[00:13.32]However mean your life is, meet it and live it; do not shun it and call it hard names.
[00:20.57]It is not as bad as you are. It looks poorest when you are richest.
[00:26.27]The faultfinder will find faults even in paradise. Love your life, poor as it is.
[00:33.41]You may perhaps have some pleasant, thrilling, glorious hours, even in a poor house.
[00:39.76]The setting sun is reflected from the windows of the almshouse as brightly as from the rich man's abode;
[00:46.75]the snow melts before its door as early in the spring.
[00:50.61]I do not see but a quiet mind may live as contentedly there,
[00:55.04]and have as cheering thoughts, as in a palace.
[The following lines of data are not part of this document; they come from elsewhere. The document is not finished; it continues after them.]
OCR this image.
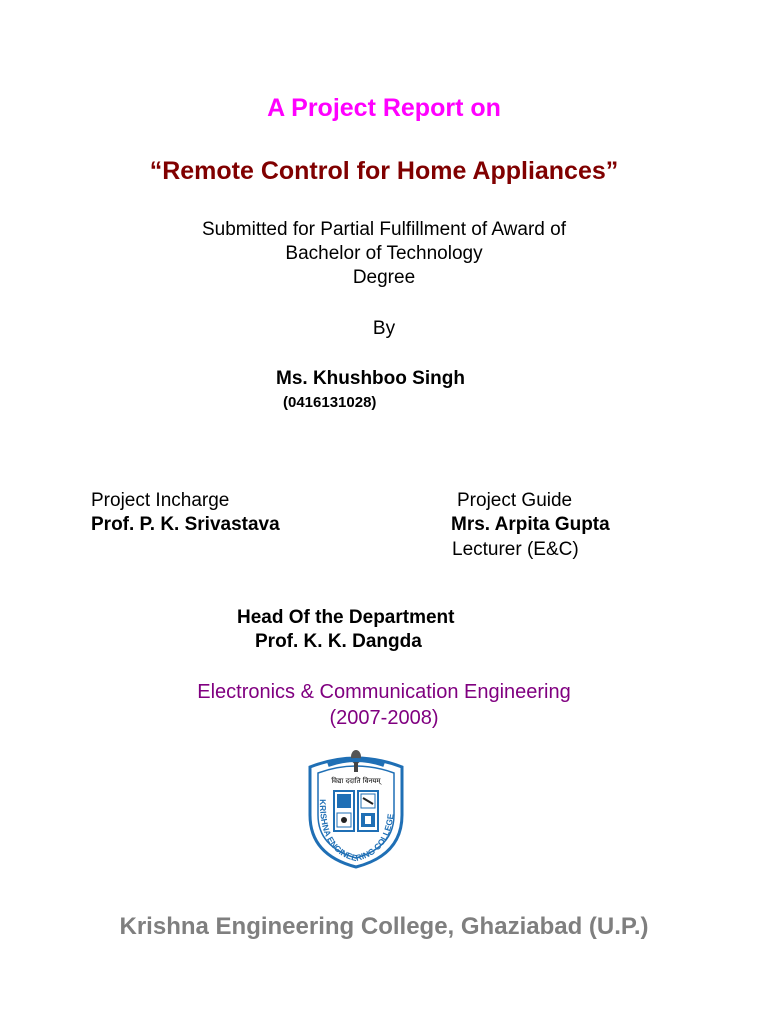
A Project Report on
“Remote Control for Home Appliances”
Submitted for Partial Fulfillment of Award of
Bachelor of Technology
Degree
By
Ms. Khushboo Singh
(0416131028)
Project Incharge
Prof. P. K. Srivastava
Project Guide
Mrs. Arpita Gupta
Lecturer (E&C)
Head Of the Department
Prof. K. K. Dangda
Electronics & Communication Engineering
(2007-2008)
KRISHNA ENGINEERING COLLEGE
विद्या ददाति विनयम्
Krishna Engineering College, Ghaziabad (U.P.)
[00:59.04]The town's poor seem to me often to live the most independent lives of any.
[01:05.12]Maybe they are simply great enough to receive without misgiving.
[01:09.76]Most think that they are above being supported by the town;
[01:13.98]but it often happens that they are not above supporting themselves by dishonest means,
[01:19.51]which should be more disreputable. Cultivate poverty like a garden herb, like sage.
[01:26.58]Do not trouble yourself much to get new things, whether clothes or friends.
[01:31.49]Turn the old, return to them. Things do not change; we change. Sell your clothes and keep your thoughts.